Déjà, son compagnon Jonah a récemment introduit un nouveau produit en faisant du pain avec des farines bios et locales. «Je suis passionnée par la vigne et le vin, et cette activité va rester centrale, mais j’ai la conviction qu’une exploitation paysanne, à petite échelle, doit se diversifier et utiliser les circuits courts. Je me rends compte des difficultés pour relever ce défi: l’accès à la terre, la somme de travail, la complexité des pratiques, les questions administratives de plus en plus lourdes… Cela prendra du temps, et surtout, on ne pourra pas y arriver seuls, moi et mon copain boulanger. J’aimerais d’ailleurs parvenir à une gestion collective, sous une forme encore à définir. Et j’ai mon frère cadet, Ulysse, qui suit un apprentissage de viticulteur.»

Le modèle redevient d’actualité

Cet esprit d’ouverture aux autres et au changement existe depuis longtemps dans cette famille. Arthur Gaillard, l’arrière-grand-père de Maryline, avait un employé viticole, Fausto Taurian, venu d’Italie (Frioul) en 1949, à l’âge de 20 ans. Quand cet audacieux jeune homme lui a demandé la main de sa fille Nelly, il l’a accueilli à bras ouverts. Dans les années 50-60, Arthur Gaillard, comme la plupart des paysans vignerons de l’époque à La Côte, avait des vignes, mais aussi un verger, des champs cultivés, un jardin potager, des poules, des cochons, des lapins, des vaches et des chevaux. Un modèle d’autarcie et de diversité qui redevient d’actualité.

Quand il a repris l’exploitation, Fausto Taurian a laissé de côté l’agriculture et l’élevage. Avec Nelly, son épouse de cœur et de labeur, il a développé des cultures de fruitiers et une pépinière. Puis l’arrivée du tracteur et de machines plus performantes a révolutionné le travail. «Mon père a été parmi les premiers à se lancer dans les vignes plantées en mi-haute, plus faciles à travailler mécaniquement», se souvient son fils René, qui l’a secondé dès sa troisième année d’apprentissage, en 1974.
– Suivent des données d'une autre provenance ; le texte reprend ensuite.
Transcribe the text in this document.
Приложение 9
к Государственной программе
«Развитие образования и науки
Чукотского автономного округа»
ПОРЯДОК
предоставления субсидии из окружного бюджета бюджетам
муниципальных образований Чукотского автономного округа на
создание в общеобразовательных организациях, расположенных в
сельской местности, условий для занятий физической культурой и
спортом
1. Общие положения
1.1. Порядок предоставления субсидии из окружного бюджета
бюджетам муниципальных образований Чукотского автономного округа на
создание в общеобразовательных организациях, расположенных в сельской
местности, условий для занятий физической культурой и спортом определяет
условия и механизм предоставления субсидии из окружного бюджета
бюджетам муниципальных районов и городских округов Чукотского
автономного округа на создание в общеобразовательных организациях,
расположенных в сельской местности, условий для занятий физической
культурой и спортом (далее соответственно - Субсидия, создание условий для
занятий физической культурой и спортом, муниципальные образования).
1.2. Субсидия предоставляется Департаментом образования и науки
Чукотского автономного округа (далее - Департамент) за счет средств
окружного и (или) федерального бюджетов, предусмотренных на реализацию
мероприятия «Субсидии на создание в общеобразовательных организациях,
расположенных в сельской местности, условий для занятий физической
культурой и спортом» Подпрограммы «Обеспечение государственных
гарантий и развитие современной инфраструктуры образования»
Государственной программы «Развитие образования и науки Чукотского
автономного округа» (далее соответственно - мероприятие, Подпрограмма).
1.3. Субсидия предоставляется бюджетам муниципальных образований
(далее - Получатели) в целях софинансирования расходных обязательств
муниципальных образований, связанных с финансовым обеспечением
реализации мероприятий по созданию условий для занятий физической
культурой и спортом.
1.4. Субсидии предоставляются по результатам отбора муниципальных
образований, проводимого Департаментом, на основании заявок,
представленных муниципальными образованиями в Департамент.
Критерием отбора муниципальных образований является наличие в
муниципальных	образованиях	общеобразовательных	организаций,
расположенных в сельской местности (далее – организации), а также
De la génération Woodstock, René Taurian est un terrien avec la tête dans les étoiles, un peu rêveur, un peu artiste. Passionné de littérature, de photographie et de voyages, il a choisi une de ses photos prise au Yémen pour l’étiquette de ses bouteilles de la Cave Clair-Obscur. En osmose avec le monde végétal, le viticulteur a toujours aimé son travail à la vigne au fil des saisons. Cet intérêt l’a conduit très tôt à cultiver d’autres cépages que les traditionnels chasselas, pinot et gamay. Au début des années 90, il fait partie des pionniers qui ont planté du gamaret et du garanoir.

Dès lors, le vigneron-encaveur de Perroy a développé sa gamme de vins rouges, et s’est lancé dans des assemblages, avec succès. Quant aux pommiers, ils ont été décimés par le feu bactérien en 2008. «Quel choc! Nous avions dû arracher et brûler plus de 1000 arbres en quelques jours», se souvient le Perrolan. Plus tard, il a cultivé du merlot et du galotta, cépage pour lequel il a eu un véritable coup de cœur. En 2019, son galotta a reçu la meilleure note au concours des vins vaudois dans la catégorie «autres cépages purs».

«On n’avait pas l’esprit vendeur»

Faire du bon vin, c’est clairement dans ses cordes, mais savoir le vendre, c’est moins sa tasse de thé. «Je viens d’une époque où la recherche du profit avait moins d’importance. On n’avait pas l’esprit du vendeur, on n’aimait pas se mettre en avant. Il faut dire qu’il y avait moins de charges, moins de taxes, moins de contrôles. Ce qu’on aimait, c’était de boire nos vins en toute amitié.»

Les réalités économiques sont pourtant ce qu’elles sont. Ce patron, très attaché à son indépendance, a dû trouver de nouveaux marchés pour vendre le vin mis en bouteilles au domaine. Au lieu de courir les foires, c’est notamment en organisant des concerts et diverses autres animations culturelles dans la cour de sa maison, et dans son ancienne grange transformée en loft, où il a aménagé une salle d’exposition, que René Taurian a réussi à se faire une clientèle d’intimes.

C’est aussi par la vente directe que Maryline Bisilliat espère viabiliser les fruits de son travail, «pour recréer des liens entre le monde paysan et les consommateurs». Un minimarché à la ferme et des animations culturelles, voilà son rêve. Et la réalité prend forme. Chaque lundi soir, on peut venir acheter le pain de Jonah. Avec un bout de fromage et un verre de galotta, on est preneur.